= Therrell C. Smith =

American ballet dancer (1917–2025)

Therrell C. Smith (November 5, 1917 – December 15, 2025) was an American ballet dancer and dance educator, best known for opening the Therrell C. Smith School of Dance in 1948. The school served the Black dance community at a time when other dance schools were closed to Black students due to segregation. The school has operated in Washington, D.C. for over 70 years.

Smith was honored with the Washington School of Ballet's Mary Day Award and recognized by the government of the District of Columbia.

== Early life and education ==
Smith was born and raised in Washington, D.C., and attended the Garnet-Patterson Junior High School and Dunbar High School.

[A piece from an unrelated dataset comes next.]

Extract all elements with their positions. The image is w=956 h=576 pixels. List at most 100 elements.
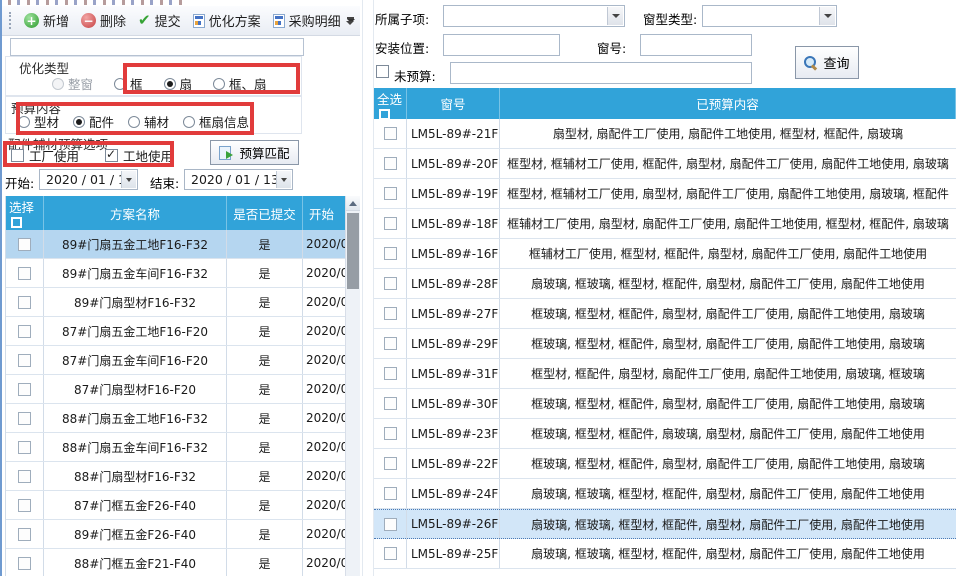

Her father, T.C. Smith, was a physician.

She began taking dance classes from Mabel Jones Freeman at 8 years old.

After studying sociology at Fisk University, she pursued ballet for five years at the Ballet Arts school at Carnegie Hall in New York City and studied under Russian ballerina Mathilde Kschessinska in Paris.

== Career ==
Upon her return to Washington, D.C., Smith was turned away from all major dance companies due to racial segregation. Soon after, she established the Therrell C. Smith School of Dance in Northeast D.C. with the goal of providing Black children with access to ballet education.

Her students included Virginia Johnson, who later became prima ballerina and artistic director at Theatre of Harlem.

== Death ==
Smith died on December 15, 2025, at the age of 108.